Note that as the bfs predicate runs, each state S on the queue is actually stored as a list of states from the start state to S, but in reverse order, so that S appears first. This representation is actually quite efficient, because if we discover an edge from S to T, we can construct the vertex list for T by prepending T to the vertex list for S, and prepending is an O(1) operation. Once the goal state appears at the head of the queue, we can reverse its state list to form the solution, i.e. a list of states from the start to the goal.

This implementation will outperform an iterative deepening search in many state spaces, but is still not as efficient as we would like because it does not use an efficient queue implementation: the append operations above run in O(N), not O(1). It is possible to implement a queue efficiently in Prolog (i.e. with enqueue and dequeue operations that run in O(1)) using a slightly more advanced data structure called a difference list, but we will not study that this week.

By the way, the breadth-first search implementation in section 11.3 in the Bratko textbook has a significant weakness: it does not use a global visited set, and so in some spaces it may explore an exponential number of paths unnecessarily, just like the iterative deepening implementation we saw last week. For that reason I recommend that you use this implementation instead.

the cut and negation

You will read in our textbook about the cut operator !, which causes Prolog to terminate a query after it has found the first result. You may be tempted to use the cut to help your programs terminate, and it can sometimes be helpful for this purpose. However, I will point out that the cut does not belong to the language's pure logical core, and so using it has several consequences:

Any predicate using the cut will probably not run in both directions.
Any predicate using the cut will probably return incomplete results for some queries.
In any predicate using the cut, reordering goals may change the results of a query.

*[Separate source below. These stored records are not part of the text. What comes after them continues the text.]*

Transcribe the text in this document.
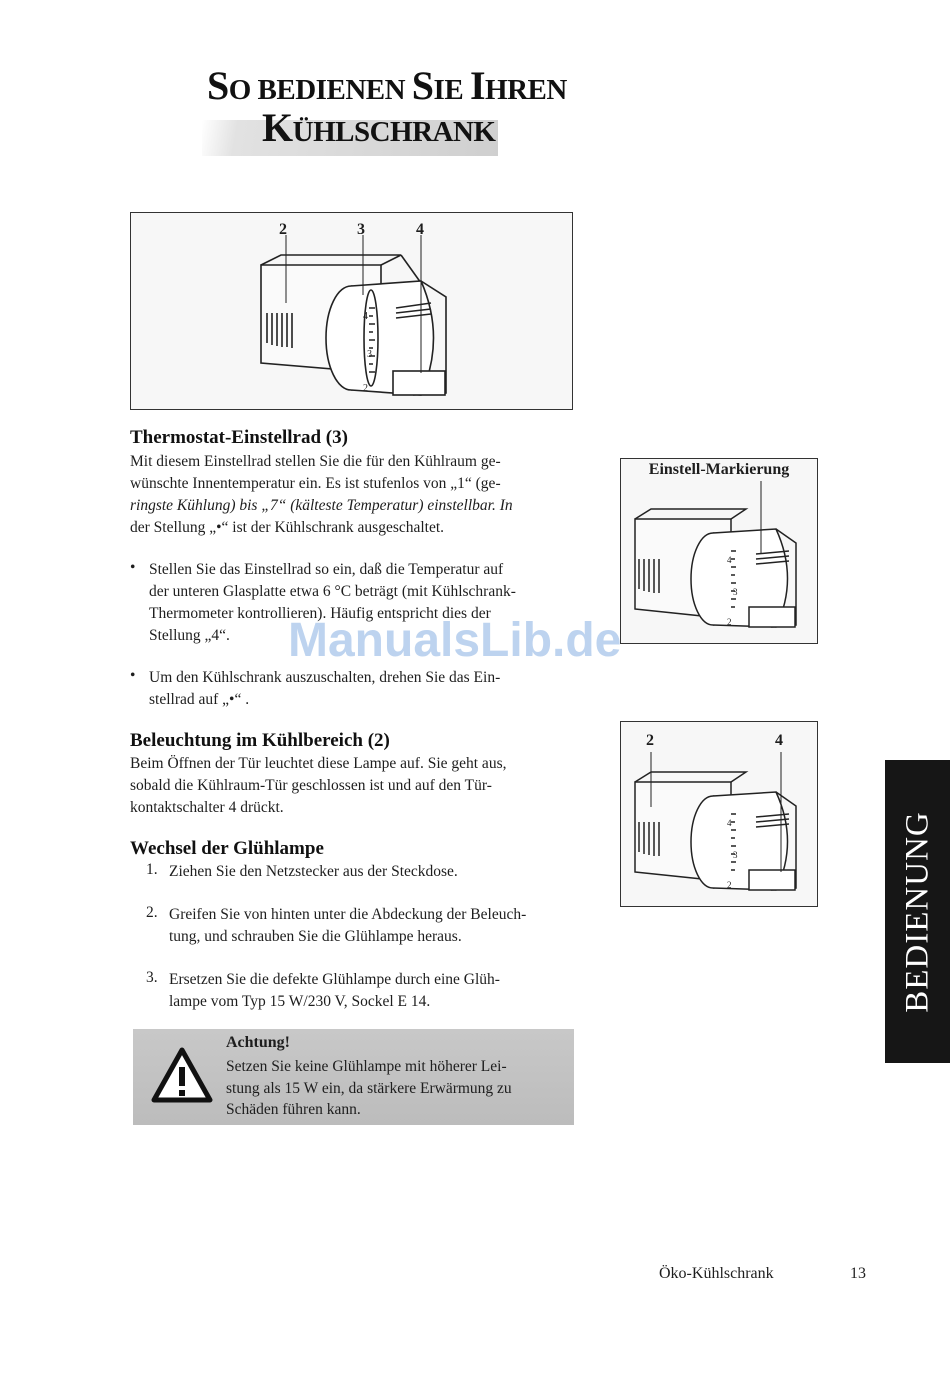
SO BEDIENEN SIE IHREN
KÜHLSCHRANK
2	3	4
4
3
2
Einstell-Markierung
4
3
2
2	4
4
3
2
Thermostat-Einstellrad (3)
Mit diesem Einstellrad stellen Sie die für den Kühlraum ge-
wünschte Innentemperatur ein. Es ist stufenlos von „1“ (ge-
ringste Kühlung) bis „7“ (kälteste Temperatur) einstellbar. In
der Stellung „•“ ist der Kühlschrank ausgeschaltet.
• Stellen Sie das Einstellrad so ein, daß die Temperatur auf
der unteren Glasplatte etwa 6 °C beträgt (mit Kühlschrank-
Thermometer kontrollieren). Häufig entspricht dies der
Stellung „4“.
• Um den Kühlschrank auszuschalten, drehen Sie das Ein-
stellrad auf „•“ .
Beleuchtung im Kühlbereich (2)
Beim Öffnen der Tür leuchtet diese Lampe auf. Sie geht aus,
sobald die Kühlraum-Tür geschlossen ist und auf den Tür-
kontaktschalter 4 drückt.
Wechsel der Glühlampe
1. Ziehen Sie den Netzstecker aus der Steckdose.
2. Greifen Sie von hinten unter die Abdeckung der Beleuch-
tung, und schrauben Sie die Glühlampe heraus.
3. Ersetzen Sie die defekte Glühlampe durch eine Glüh-
lampe vom Typ 15 W/230 V, Sockel E 14.
Achtung!
Setzen Sie keine Glühlampe mit höherer Lei-
stung als 15 W ein, da stärkere Erwärmung zu
Schäden führen kann.
BEDIENUNG
ManualsLib.de
Öko-Kühlschrank	13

As described in the text, the not operator (\+) is defined using the cut, and using it has similar consequences.

By contrast, if you use only pure language features (including integer constraints), then

Any predicate will theoretically run in both directions (though it may sometimes fail to terminate).
Any query that terminates will always return results that are logically complete.
Reordering goals may affect termination, but will never change the results of a query.

So is using the cut, or the not operator, worth it? It is up to you, but you should understand what you are giving up by using these features. In this course, I have emphasized the pure logical features of Prolog since it seems to me that that is where Prolog shines the most – for example, I know of no other mainstream language that can run matrix multiplication backwards to yield matrix inversion.

At the same time, if a predicate will only be used in one direction, the cut does no harm. As a practical example, the iterative deepening predicate that we saw last week will first find the shortest path to the goal vertex, but then will run indefinitely looking for longer and longer solutions. It seems quite reasonable to use the cut to stop after it has found the first solution:

iter_deep(Start, Goal, Path) :- length(Path, _), dfs(Start, Goal, Path), !.